What is Words Without Walls?
The second year Gracey was out we received a donation from a very big name in Hollywood, who wanted to remain anonymous and wanted us to use the money to send the book out to rehabilitation centers across the country and abroad. The money was extended again the next year to include the prison system, where so many addicts are behind bars. Luckily, because the book was not published well, it was remaindered, so we had a lot of books in stock that were selling at much less than retail. I think we reached more rehab centers and prisons then we would have otherwise. That short print run wound up being a blessing, a boon. As well, we started a resource center connecting books to readers in places where they might not have a lot of access to them. People in rehab, in prison and now soldiers in Iraq appreciate books for the worlds they open up to them outside of the confines of where they are at the moment.

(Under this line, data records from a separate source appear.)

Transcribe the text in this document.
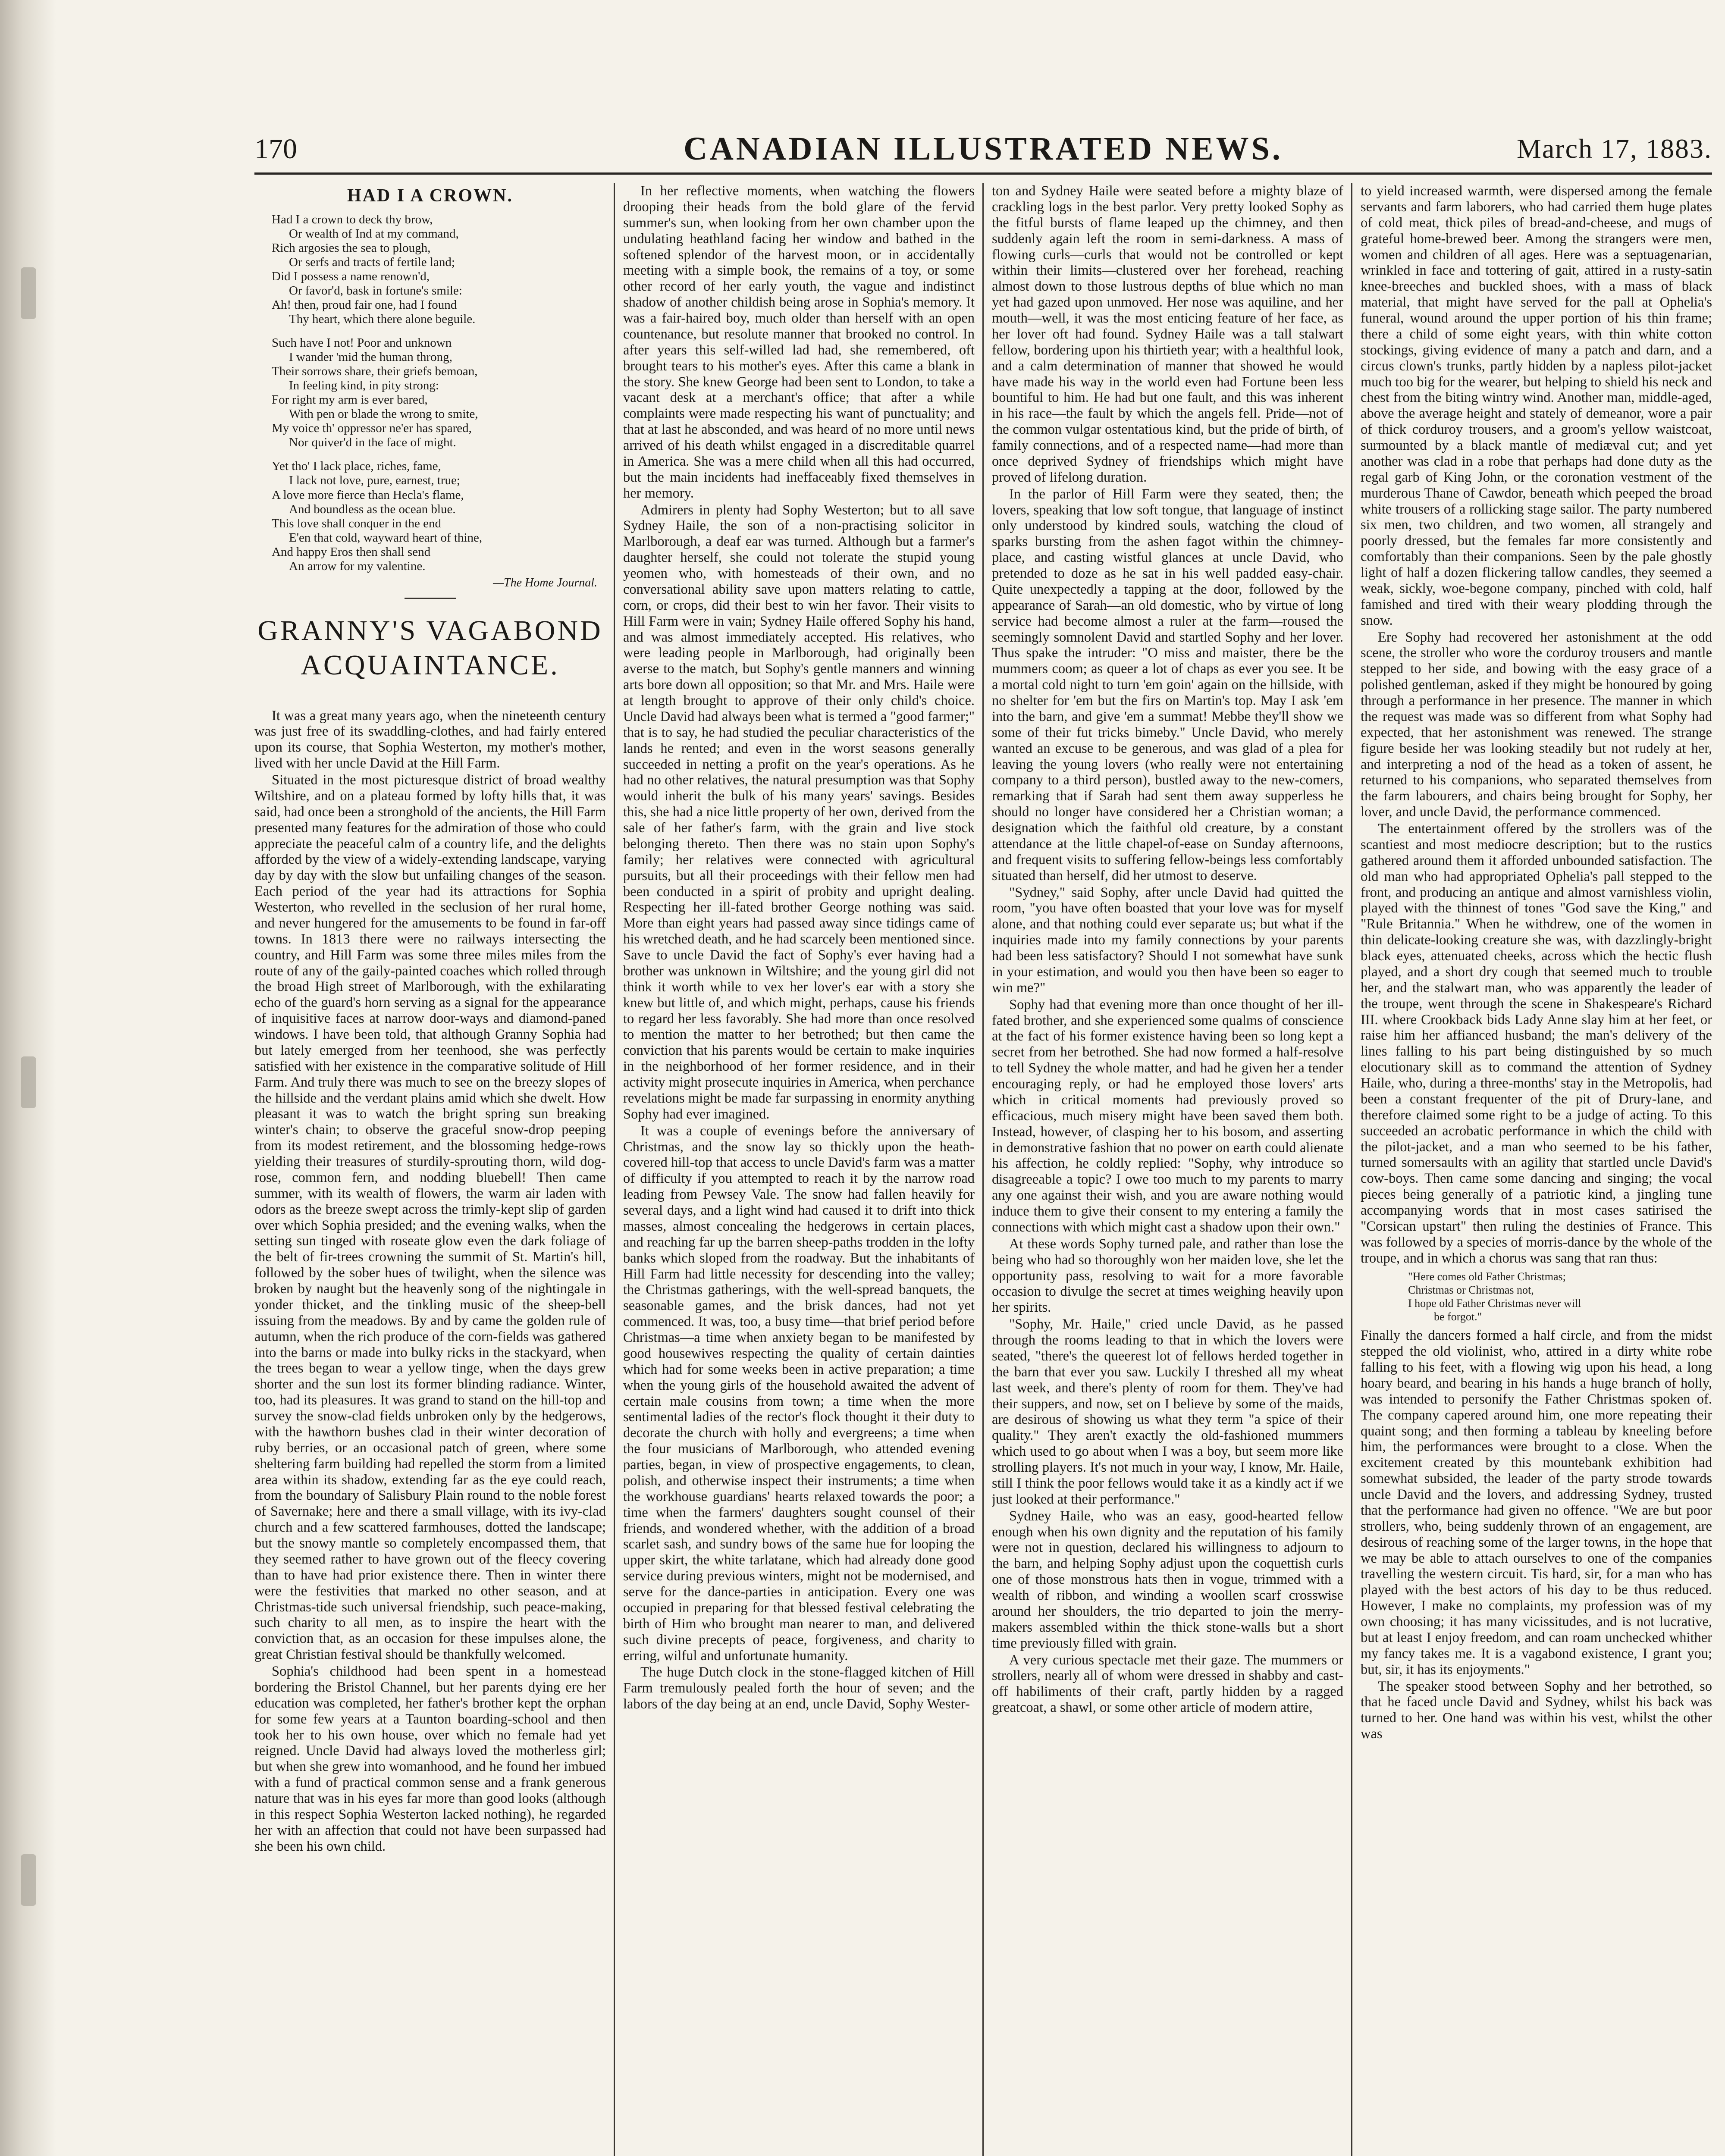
170	CANADIAN ILLUSTRATED NEWS.	March 17, 1883.
HAD I A CROWN.
Had I a crown to deck thy brow,
Or wealth of Ind at my command,
Rich argosies the sea to plough,
Or serfs and tracts of fertile land;
Did I possess a name renown'd,
Or favor'd, bask in fortune's smile:
Ah! then, proud fair one, had I found
Thy heart, which there alone beguile.
Such have I not! Poor and unknown
I wander 'mid the human throng,
Their sorrows share, their griefs bemoan,
In feeling kind, in pity strong:
For right my arm is ever bared,
With pen or blade the wrong to smite,
My voice th' oppressor ne'er has spared,
Nor quiver'd in the face of might.
Yet tho' I lack place, riches, fame,
I lack not love, pure, earnest, true;
A love more fierce than Hecla's flame,
And boundless as the ocean blue.
This love shall conquer in the end
E'en that cold, wayward heart of thine,
And happy Eros then shall send
An arrow for my valentine.
—The Home Journal.
GRANNY'S VAGABOND
ACQUAINTANCE.

It was a great many years ago, when the nineteenth century was just free of its swaddling-clothes, and had fairly entered upon its course, that Sophia Westerton, my mother's mother, lived with her uncle David at the Hill Farm.

Situated in the most picturesque district of broad wealthy Wiltshire, and on a plateau formed by lofty hills that, it was said, had once been a stronghold of the ancients, the Hill Farm presented many features for the admiration of those who could appreciate the peaceful calm of a country life, and the delights afforded by the view of a widely-extending landscape, varying day by day with the slow but unfailing changes of the season. Each period of the year had its attractions for Sophia Westerton, who revelled in the seclusion of her rural home, and never hungered for the amusements to be found in far-off towns. In 1813 there were no railways intersecting the country, and Hill Farm was some three miles miles from the route of any of the gaily-painted coaches which rolled through the broad High street of Marlborough, with the exhilarating echo of the guard's horn serving as a signal for the appearance of inquisitive faces at narrow door-ways and diamond-paned windows. I have been told, that although Granny Sophia had but lately emerged from her teenhood, she was perfectly satisfied with her existence in the comparative solitude of Hill Farm. And truly there was much to see on the breezy slopes of the hillside and the verdant plains amid which she dwelt. How pleasant it was to watch the bright spring sun breaking winter's chain; to observe the graceful snow-drop peeping from its modest retirement, and the blossoming hedge-rows yielding their treasures of sturdily-sprouting thorn, wild dog-rose, common fern, and nodding bluebell! Then came summer, with its wealth of flowers, the warm air laden with odors as the breeze swept across the trimly-kept slip of garden over which Sophia presided; and the evening walks, when the setting sun tinged with roseate glow even the dark foliage of the belt of fir-trees crowning the summit of St. Martin's hill, followed by the sober hues of twilight, when the silence was broken by naught but the heavenly song of the nightingale in yonder thicket, and the tinkling music of the sheep-bell issuing from the meadows. By and by came the golden rule of autumn, when the rich produce of the corn-fields was gathered into the barns or made into bulky ricks in the stackyard, when the trees began to wear a yellow tinge, when the days grew shorter and the sun lost its former blinding radiance. Winter, too, had its pleasures. It was grand to stand on the hill-top and survey the snow-clad fields unbroken only by the hedgerows, with the hawthorn bushes clad in their winter decoration of ruby berries, or an occasional patch of green, where some sheltering farm building had repelled the storm from a limited area within its shadow, extending far as the eye could reach, from the boundary of Salisbury Plain round to the noble forest of Savernake; here and there a small village, with its ivy-clad church and a few scattered farmhouses, dotted the landscape; but the snowy mantle so completely encompassed them, that they seemed rather to have grown out of the fleecy covering than to have had prior existence there. Then in winter there were the festivities that marked no other season, and at Christmas-tide such universal friendship, such peace-making, such charity to all men, as to inspire the heart with the conviction that, as an occasion for these impulses alone, the great Christian festival should be thankfully welcomed.

Sophia's childhood had been spent in a homestead bordering the Bristol Channel, but her parents dying ere her education was completed, her father's brother kept the orphan for some few years at a Taunton boarding-school and then took her to his own house, over which no female had yet reigned. Uncle David had always loved the motherless girl; but when she grew into womanhood, and he found her imbued with a fund of practical common sense and a frank generous nature that was in his eyes far more than good looks (although in this respect Sophia Westerton lacked nothing), he regarded her with an affection that could not have been surpassed had she been his own child.

In her reflective moments, when watching the flowers drooping their heads from the bold glare of the fervid summer's sun, when looking from her own chamber upon the undulating heathland facing her window and bathed in the softened splendor of the harvest moon, or in accidentally meeting with a simple book, the remains of a toy, or some other record of her early youth, the vague and indistinct shadow of another childish being arose in Sophia's memory. It was a fair-haired boy, much older than herself with an open countenance, but resolute manner that brooked no control. In after years this self-willed lad had, she remembered, oft brought tears to his mother's eyes. After this came a blank in the story. She knew George had been sent to London, to take a vacant desk at a merchant's office; that after a while complaints were made respecting his want of punctuality; and that at last he absconded, and was heard of no more until news arrived of his death whilst engaged in a discreditable quarrel in America. She was a mere child when all this had occurred, but the main incidents had ineffaceably fixed themselves in her memory.

Admirers in plenty had Sophy Westerton; but to all save Sydney Haile, the son of a non-practising solicitor in Marlborough, a deaf ear was turned. Although but a farmer's daughter herself, she could not tolerate the stupid young yeomen who, with homesteads of their own, and no conversational ability save upon matters relating to cattle, corn, or crops, did their best to win her favor. Their visits to Hill Farm were in vain; Sydney Haile offered Sophy his hand, and was almost immediately accepted. His relatives, who were leading people in Marlborough, had originally been averse to the match, but Sophy's gentle manners and winning arts bore down all opposition; so that Mr. and Mrs. Haile were at length brought to approve of their only child's choice. Uncle David had always been what is termed a "good farmer;" that is to say, he had studied the peculiar characteristics of the lands he rented; and even in the worst seasons generally succeeded in netting a profit on the year's operations. As he had no other relatives, the natural presumption was that Sophy would inherit the bulk of his many years' savings. Besides this, she had a nice little property of her own, derived from the sale of her father's farm, with the grain and live stock belonging thereto. Then there was no stain upon Sophy's family; her relatives were connected with agricultural pursuits, but all their proceedings with their fellow men had been conducted in a spirit of probity and upright dealing. Respecting her ill-fated brother George nothing was said. More than eight years had passed away since tidings came of his wretched death, and he had scarcely been mentioned since. Save to uncle David the fact of Sophy's ever having had a brother was unknown in Wiltshire; and the young girl did not think it worth while to vex her lover's ear with a story she knew but little of, and which might, perhaps, cause his friends to regard her less favorably. She had more than once resolved to mention the matter to her betrothed; but then came the conviction that his parents would be certain to make inquiries in the neighborhood of her former residence, and in their activity might prosecute inquiries in America, when perchance revelations might be made far surpassing in enormity anything Sophy had ever imagined.

It was a couple of evenings before the anniversary of Christmas, and the snow lay so thickly upon the heath-covered hill-top that access to uncle David's farm was a matter of difficulty if you attempted to reach it by the narrow road leading from Pewsey Vale. The snow had fallen heavily for several days, and a light wind had caused it to drift into thick masses, almost concealing the hedgerows in certain places, and reaching far up the barren sheep-paths trodden in the lofty banks which sloped from the roadway. But the inhabitants of Hill Farm had little necessity for descending into the valley; the Christmas gatherings, with the well-spread banquets, the seasonable games, and the brisk dances, had not yet commenced. It was, too, a busy time—that brief period before Christmas—a time when anxiety began to be manifested by good housewives respecting the quality of certain dainties which had for some weeks been in active preparation; a time when the young girls of the household awaited the advent of certain male cousins from town; a time when the more sentimental ladies of the rector's flock thought it their duty to decorate the church with holly and evergreens; a time when the four musicians of Marlborough, who attended evening parties, began, in view of prospective engagements, to clean, polish, and otherwise inspect their instruments; a time when the workhouse guardians' hearts relaxed towards the poor; a time when the farmers' daughters sought counsel of their friends, and wondered whether, with the addition of a broad scarlet sash, and sundry bows of the same hue for looping the upper skirt, the white tarlatane, which had already done good service during previous winters, might not be modernised, and serve for the dance-parties in anticipation. Every one was occupied in preparing for that blessed festival celebrating the birth of Him who brought man nearer to man, and delivered such divine precepts of peace, forgiveness, and charity to erring, wilful and unfortunate humanity.

The huge Dutch clock in the stone-flagged kitchen of Hill Farm tremulously pealed forth the hour of seven; and the labors of the day being at an end, uncle David, Sophy Wester-

ton and Sydney Haile were seated before a mighty blaze of crackling logs in the best parlor. Very pretty looked Sophy as the fitful bursts of flame leaped up the chimney, and then suddenly again left the room in semi-darkness. A mass of flowing curls—curls that would not be controlled or kept within their limits—clustered over her forehead, reaching almost down to those lustrous depths of blue which no man yet had gazed upon unmoved. Her nose was aquiline, and her mouth—well, it was the most enticing feature of her face, as her lover oft had found. Sydney Haile was a tall stalwart fellow, bordering upon his thirtieth year; with a healthful look, and a calm determination of manner that showed he would have made his way in the world even had Fortune been less bountiful to him. He had but one fault, and this was inherent in his race—the fault by which the angels fell. Pride—not of the common vulgar ostentatious kind, but the pride of birth, of family connections, and of a respected name—had more than once deprived Sydney of friendships which might have proved of lifelong duration.

In the parlor of Hill Farm were they seated, then; the lovers, speaking that low soft tongue, that language of instinct only understood by kindred souls, watching the cloud of sparks bursting from the ashen fagot within the chimney-place, and casting wistful glances at uncle David, who pretended to doze as he sat in his well padded easy-chair. Quite unexpectedly a tapping at the door, followed by the appearance of Sarah—an old domestic, who by virtue of long service had become almost a ruler at the farm—roused the seemingly somnolent David and startled Sophy and her lover. Thus spake the intruder: "O miss and maister, there be the mummers coom; as queer a lot of chaps as ever you see. It be a mortal cold night to turn 'em goin' again on the hillside, with no shelter for 'em but the firs on Martin's top. May I ask 'em into the barn, and give 'em a summat! Mebbe they'll show we some of their fut tricks bimeby." Uncle David, who merely wanted an excuse to be generous, and was glad of a plea for leaving the young lovers (who really were not entertaining company to a third person), bustled away to the new-comers, remarking that if Sarah had sent them away supperless he should no longer have considered her a Christian woman; a designation which the faithful old creature, by a constant attendance at the little chapel-of-ease on Sunday afternoons, and frequent visits to suffering fellow-beings less comfortably situated than herself, did her utmost to deserve.

"Sydney," said Sophy, after uncle David had quitted the room, "you have often boasted that your love was for myself alone, and that nothing could ever separate us; but what if the inquiries made into my family connections by your parents had been less satisfactory? Should I not somewhat have sunk in your estimation, and would you then have been so eager to win me?"

Sophy had that evening more than once thought of her ill-fated brother, and she experienced some qualms of conscience at the fact of his former existence having been so long kept a secret from her betrothed. She had now formed a half-resolve to tell Sydney the whole matter, and had he given her a tender encouraging reply, or had he employed those lovers' arts which in critical moments had previously proved so efficacious, much misery might have been saved them both. Instead, however, of clasping her to his bosom, and asserting in demonstrative fashion that no power on earth could alienate his affection, he coldly replied: "Sophy, why introduce so disagreeable a topic? I owe too much to my parents to marry any one against their wish, and you are aware nothing would induce them to give their consent to my entering a family the connections with which might cast a shadow upon their own."

At these words Sophy turned pale, and rather than lose the being who had so thoroughly won her maiden love, she let the opportunity pass, resolving to wait for a more favorable occasion to divulge the secret at times weighing heavily upon her spirits.

"Sophy, Mr. Haile," cried uncle David, as he passed through the rooms leading to that in which the lovers were seated, "there's the queerest lot of fellows herded together in the barn that ever you saw. Luckily I threshed all my wheat last week, and there's plenty of room for them. They've had their suppers, and now, set on I believe by some of the maids, are desirous of showing us what they term "a spice of their quality." They aren't exactly the old-fashioned mummers which used to go about when I was a boy, but seem more like strolling players. It's not much in your way, I know, Mr. Haile, still I think the poor fellows would take it as a kindly act if we just looked at their performance."

Sydney Haile, who was an easy, good-hearted fellow enough when his own dignity and the reputation of his family were not in question, declared his willingness to adjourn to the barn, and helping Sophy adjust upon the coquettish curls one of those monstrous hats then in vogue, trimmed with a wealth of ribbon, and winding a woollen scarf crosswise around her shoulders, the trio departed to join the merry-makers assembled within the thick stone-walls but a short time previously filled with grain.

A very curious spectacle met their gaze. The mummers or strollers, nearly all of whom were dressed in shabby and cast-off habiliments of their craft, partly hidden by a ragged greatcoat, a shawl, or some other article of modern attire,

to yield increased warmth, were dispersed among the female servants and farm laborers, who had carried them huge plates of cold meat, thick piles of bread-and-cheese, and mugs of grateful home-brewed beer. Among the strangers were men, women and children of all ages. Here was a septuagenarian, wrinkled in face and tottering of gait, attired in a rusty-satin knee-breeches and buckled shoes, with a mass of black material, that might have served for the pall at Ophelia's funeral, wound around the upper portion of his thin frame; there a child of some eight years, with thin white cotton stockings, giving evidence of many a patch and darn, and a circus clown's trunks, partly hidden by a napless pilot-jacket much too big for the wearer, but helping to shield his neck and chest from the biting wintry wind. Another man, middle-aged, above the average height and stately of demeanor, wore a pair of thick corduroy trousers, and a groom's yellow waistcoat, surmounted by a black mantle of mediæval cut; and yet another was clad in a robe that perhaps had done duty as the regal garb of King John, or the coronation vestment of the murderous Thane of Cawdor, beneath which peeped the broad white trousers of a rollicking stage sailor. The party numbered six men, two children, and two women, all strangely and poorly dressed, but the females far more consistently and comfortably than their companions. Seen by the pale ghostly light of half a dozen flickering tallow candles, they seemed a weak, sickly, woe-begone company, pinched with cold, half famished and tired with their weary plodding through the snow.

Ere Sophy had recovered her astonishment at the odd scene, the stroller who wore the corduroy trousers and mantle stepped to her side, and bowing with the easy grace of a polished gentleman, asked if they might be honoured by going through a performance in her presence. The manner in which the request was made was so different from what Sophy had expected, that her astonishment was renewed. The strange figure beside her was looking steadily but not rudely at her, and interpreting a nod of the head as a token of assent, he returned to his companions, who separated themselves from the farm labourers, and chairs being brought for Sophy, her lover, and uncle David, the performance commenced.

The entertainment offered by the strollers was of the scantiest and most mediocre description; but to the rustics gathered around them it afforded unbounded satisfaction. The old man who had appropriated Ophelia's pall stepped to the front, and producing an antique and almost varnishless violin, played with the thinnest of tones "God save the King," and "Rule Britannia." When he withdrew, one of the women in thin delicate-looking creature she was, with dazzlingly-bright black eyes, attenuated cheeks, across which the hectic flush played, and a short dry cough that seemed much to trouble her, and the stalwart man, who was apparently the leader of the troupe, went through the scene in Shakespeare's Richard III. where Crookback bids Lady Anne slay him at her feet, or raise him her affianced husband; the man's delivery of the lines falling to his part being distinguished by so much elocutionary skill as to command the attention of Sydney Haile, who, during a three-months' stay in the Metropolis, had been a constant frequenter of the pit of Drury-lane, and therefore claimed some right to be a judge of acting. To this succeeded an acrobatic performance in which the child with the pilot-jacket, and a man who seemed to be his father, turned somersaults with an agility that startled uncle David's cow-boys. Then came some dancing and singing; the vocal pieces being generally of a patriotic kind, a jingling tune accompanying words that in most cases satirised the "Corsican upstart" then ruling the destinies of France. This was followed by a species of morris-dance by the whole of the troupe, and in which a chorus was sang that ran thus:

"Here comes old Father Christmas;
Christmas or Christmas not,
I hope old Father Christmas never will
be forgot."

Finally the dancers formed a half circle, and from the midst stepped the old violinist, who, attired in a dirty white robe falling to his feet, with a flowing wig upon his head, a long hoary beard, and bearing in his hands a huge branch of holly, was intended to personify the Father Christmas spoken of. The company capered around him, one more repeating their quaint song; and then forming a tableau by kneeling before him, the performances were brought to a close. When the excitement created by this mountebank exhibition had somewhat subsided, the leader of the party strode towards uncle David and the lovers, and addressing Sydney, trusted that the performance had given no offence. "We are but poor strollers, who, being suddenly thrown of an engagement, are desirous of reaching some of the larger towns, in the hope that we may be able to attach ourselves to one of the companies travelling the western circuit. Tis hard, sir, for a man who has played with the best actors of his day to be thus reduced. However, I make no complaints, my profession was of my own choosing; it has many vicissitudes, and is not lucrative, but at least I enjoy freedom, and can roam unchecked whither my fancy takes me. It is a vagabond existence, I grant you; but, sir, it has its enjoyments."

The speaker stood between Sophy and her betrothed, so that he faced uncle David and Sydney, whilst his back was turned to her. One hand was within his vest, whilst the other was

Have you, personally, battled with addiction
I never stuck a needle in my arm but yes, sure, we all battle with addiction in our own way. Anytime we think that something outside us will give us control or will make our lives better, we are flirting with addiction. Some of the people I have loved most in my life have been addicts. I had a friend in high school who died with a needle in his arm, and I have family members who almost died from pill addiction. Underneath addiction is almost always the impulse to connect with the spirit that feels lost within, and I don’t know anyone who hasn’t lost that connection at some point in their lives and looked for it elsewhere. Addiction doesn’t scare me. I think people who have the impetus to look for spirit are often braver and more interesting than the rest of us. I also think they should not be victimized. People need alternatives, they don’t need punishment. Writing Gracey allowed me to see the face of addiction as human rather than as criminal.
Who are your favorite authors?
I like authors who take risks. Edie Meidav is an excellent author who has transcended the boundaries of time, culture and gender and has written with almost unbearable eloquence about evil. I love Haven Kimmel because she opens the reader up with humor and then seers them with beautiful truth. Susan Cheever is one of the bravest authors of our time in her willingness to look into our cultures’ blind spots. I love Louise Erdrich and Joyce Carol Oates because of their lush language, their fearlessness, their willingness to go beyond the realm of mind and into a wild tangled world of pathos. I don’t much care for writers who are constantly restraining themselves, who are holding back from the reader, fearful writers who seem to be too timid on the page and need everything to be perfect. I like inconsistency, it shows the truth of the writing process. My favorite poet is Chip Livingston because his language and the honesty of his poetry makes me want to cry and self-flagellate and do all sorts of crazy things. Mostly I want to feel a tremendous amount when I read, I want to drown in a world not my own.